Xcel Settles Suit with Federal Regulators for $35K

Court documents state that Xcel denies liability and has agreed to settle "only to avoid the expense, burden, and time of litigation."

A months-long, contentious legal dispute between the U.S. Environmental Protection Agency (EPA) and Minneapolis-based Xcel Energy, Inc., has been settled.

Court documents filed Thursday state that Xcel has agreed to pay $35,000, and the EPA will drop its lawsuit.

The EPA sued Xcel in June alleging that the utility had refused to provide the proper information regarding its Sherburne County plant in Becker and its Black Dog plant in Burnsville. Named as defendants in the complaint were Xcel and its subsidiary, Northern States Power Minnesota, which operates the two plants at the center of the litigation.

In a series of letters, federal regulators requested information pertaining to activity at Xcel's plants.
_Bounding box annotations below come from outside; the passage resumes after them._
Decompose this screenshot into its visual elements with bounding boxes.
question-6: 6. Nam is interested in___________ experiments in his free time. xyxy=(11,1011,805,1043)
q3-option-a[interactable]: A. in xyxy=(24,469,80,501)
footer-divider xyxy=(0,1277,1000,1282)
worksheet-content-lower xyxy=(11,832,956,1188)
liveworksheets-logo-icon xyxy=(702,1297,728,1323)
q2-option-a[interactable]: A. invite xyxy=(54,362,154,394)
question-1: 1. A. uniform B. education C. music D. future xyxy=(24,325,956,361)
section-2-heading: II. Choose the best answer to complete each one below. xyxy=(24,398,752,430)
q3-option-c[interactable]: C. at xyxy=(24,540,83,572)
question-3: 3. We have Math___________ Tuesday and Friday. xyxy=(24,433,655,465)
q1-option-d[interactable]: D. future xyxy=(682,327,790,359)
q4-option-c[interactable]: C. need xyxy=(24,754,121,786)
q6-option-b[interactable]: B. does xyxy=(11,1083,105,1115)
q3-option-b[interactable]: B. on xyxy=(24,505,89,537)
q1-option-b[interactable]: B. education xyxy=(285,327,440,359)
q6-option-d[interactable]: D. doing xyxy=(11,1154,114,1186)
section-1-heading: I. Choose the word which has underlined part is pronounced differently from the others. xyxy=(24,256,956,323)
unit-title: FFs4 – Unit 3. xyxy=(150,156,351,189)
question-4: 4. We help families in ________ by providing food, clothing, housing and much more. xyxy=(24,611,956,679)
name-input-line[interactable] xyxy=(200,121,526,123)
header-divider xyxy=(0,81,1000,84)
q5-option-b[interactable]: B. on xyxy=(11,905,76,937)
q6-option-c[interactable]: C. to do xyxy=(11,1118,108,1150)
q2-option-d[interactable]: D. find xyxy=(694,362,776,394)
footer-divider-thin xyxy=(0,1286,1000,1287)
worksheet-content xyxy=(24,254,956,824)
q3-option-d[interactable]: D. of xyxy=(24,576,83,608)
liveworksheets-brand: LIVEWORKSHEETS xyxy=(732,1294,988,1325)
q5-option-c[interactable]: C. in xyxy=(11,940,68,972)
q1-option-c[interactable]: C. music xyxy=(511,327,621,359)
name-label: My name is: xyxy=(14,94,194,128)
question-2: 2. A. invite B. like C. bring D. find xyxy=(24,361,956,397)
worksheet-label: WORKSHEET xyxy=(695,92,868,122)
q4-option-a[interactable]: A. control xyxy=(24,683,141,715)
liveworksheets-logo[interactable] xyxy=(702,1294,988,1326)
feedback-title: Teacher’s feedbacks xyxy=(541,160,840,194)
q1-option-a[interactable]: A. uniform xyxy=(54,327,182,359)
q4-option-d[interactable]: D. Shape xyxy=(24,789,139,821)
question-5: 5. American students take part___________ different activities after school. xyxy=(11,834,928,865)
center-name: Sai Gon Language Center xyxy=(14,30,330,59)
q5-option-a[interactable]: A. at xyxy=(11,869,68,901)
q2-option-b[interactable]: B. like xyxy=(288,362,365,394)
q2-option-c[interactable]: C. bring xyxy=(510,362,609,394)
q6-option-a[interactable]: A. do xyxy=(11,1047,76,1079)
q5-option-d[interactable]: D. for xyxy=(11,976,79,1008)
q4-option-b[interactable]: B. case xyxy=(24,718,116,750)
Xcel responded that it had provided thousands of pages of documents to the EPA-but it believed that many of the EPA's requests were not within the agency's authority as a regulatory body.

In June, Xcel wrote in an e-mailed statement to Twin Cities Business that the dispute “does not involve any environmental claims. It is a dispute over the scope of the EPA's authority to seek information about potential future projects that may or may not be undertaken.”

Following Xcel's refusal to comply with the EPA's requests, the agency narrowed its request to only information regarding projects planned for the next two years, with periodic updates during the following three years.

In late September, U.S. District Court Judge Paul A. Magnuson issued a judgment requiring Xcel to turn over additional documents outlining plans for its two plants. The judge at that time also denied a request by Xcel to dismiss the suit altogether.

The settlement agreement, which was filed Thursday, states that Xcel and the EPA “have conferred and are cooperating in good faith regarding the production of information and documents” as required by the September order, and “that process is ongoing.”

Court documents state, however, that Xcel denies liability and has agreed to settle “only to avoid the expense, burden, and time of litigation.”

Xcel is Minnesota's ninth-largest public company based on revenue, which totaled $9.6 billion in 2009.